Всё страньше и страньше, как говорила Алиса Преследовательница Белых Кроликов. И чего там учудил Кешка? Я чуть подался вперёд, заинтересованно глядя на Баринцева. Анатольевич продолжил, выдержав хилую театральную паузу:

– Так вот. Это и есть Тимур Гиляров, на кандидатуре которого настаивает Иннокентий. И знаете, я как-то не хочу, чтобы мои сотрудники щеголяли фингалами.
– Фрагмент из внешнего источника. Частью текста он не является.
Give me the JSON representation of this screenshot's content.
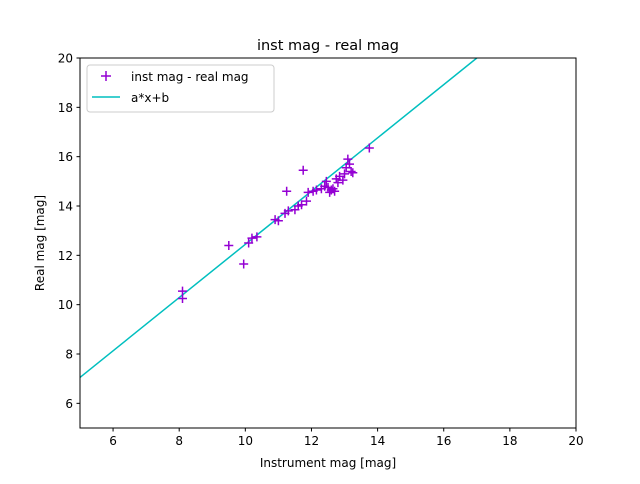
{
  "chart_data": {
    "type": "scatter",
    "title": "inst mag - real mag",
    "xlabel": "Instrument mag [mag]",
    "ylabel": "Real mag [mag]",
    "xlim": [
      5,
      20
    ],
    "ylim": [
      5,
      20
    ],
    "xticks": [
      6,
      8,
      10,
      12,
      14,
      16,
      18,
      20
    ],
    "yticks": [
      6,
      8,
      10,
      12,
      14,
      16,
      18,
      20
    ],
    "grid": false,
    "legend_position": "upper-left",
    "series": [
      {
        "name": "inst mag - real mag",
        "kind": "scatter",
        "marker": "+",
        "color": "#9400d3",
        "points": [
          [
            8.1,
            10.55
          ],
          [
            8.1,
            10.25
          ],
          [
            9.5,
            12.4
          ],
          [
            9.95,
            11.65
          ],
          [
            10.1,
            12.5
          ],
          [
            10.2,
            12.7
          ],
          [
            10.35,
            12.75
          ],
          [
            10.9,
            13.45
          ],
          [
            11.0,
            13.4
          ],
          [
            11.2,
            13.7
          ],
          [
            11.25,
            14.6
          ],
          [
            11.3,
            13.8
          ],
          [
            11.5,
            13.85
          ],
          [
            11.6,
            14.0
          ],
          [
            11.7,
            14.05
          ],
          [
            11.75,
            15.45
          ],
          [
            11.85,
            14.2
          ],
          [
            11.9,
            14.55
          ],
          [
            12.05,
            14.6
          ],
          [
            12.15,
            14.65
          ],
          [
            12.3,
            14.7
          ],
          [
            12.4,
            14.8
          ],
          [
            12.45,
            15.0
          ],
          [
            12.5,
            14.75
          ],
          [
            12.55,
            14.55
          ],
          [
            12.6,
            14.65
          ],
          [
            12.65,
            14.7
          ],
          [
            12.7,
            14.6
          ],
          [
            12.75,
            15.1
          ],
          [
            12.8,
            14.95
          ],
          [
            12.85,
            15.2
          ],
          [
            12.95,
            15.05
          ],
          [
            13.0,
            15.3
          ],
          [
            13.05,
            15.55
          ],
          [
            13.1,
            15.9
          ],
          [
            13.15,
            15.7
          ],
          [
            13.2,
            15.4
          ],
          [
            13.25,
            15.35
          ],
          [
            13.75,
            16.35
          ]
        ]
      },
      {
        "name": "a*x+b",
        "kind": "line",
        "color": "#00bfbf",
        "points": [
          [
            5,
            7.05
          ],
          [
            17.0,
            20.0
          ]
        ]
      }
    ]
  }
}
Последняя фраза заставила меня напрячься. С чего это он решил, что я буду всех тут шлифовать на предмет «не замай»? Следующие слова доктора прояснили ситуацию:

– Почему-то я подозреваю, что у Иннокентия хватит сил выполнить свою угрозу. Как он там сказал? Дам в глаз любому, кто придёт вместо Тимура, кажется?

У меня на сердце пушисто потеплело… Мой спящий красавец показал зубки. А парень-то со стержнем. Ну, так не зря же он мне понравился! И тут Егор выдал совершенно неожиданные слова:

– И вот теперь перед нами стоит задача. Как вы думаете, Тимур согласится тратить своё личное время, которого у него и без того совсем немного, на то, чтобы ухаживать за вашим сыном? Тимур, – взгляд Анатольевича бросил в меня пару глубоко спрятанных смешинок, – как вы относитесь к тому, чтобы побыть сиделкой? Три дня в стенах нашего уютного заведения и до конца назначенного месяца у Семибратовых на дому?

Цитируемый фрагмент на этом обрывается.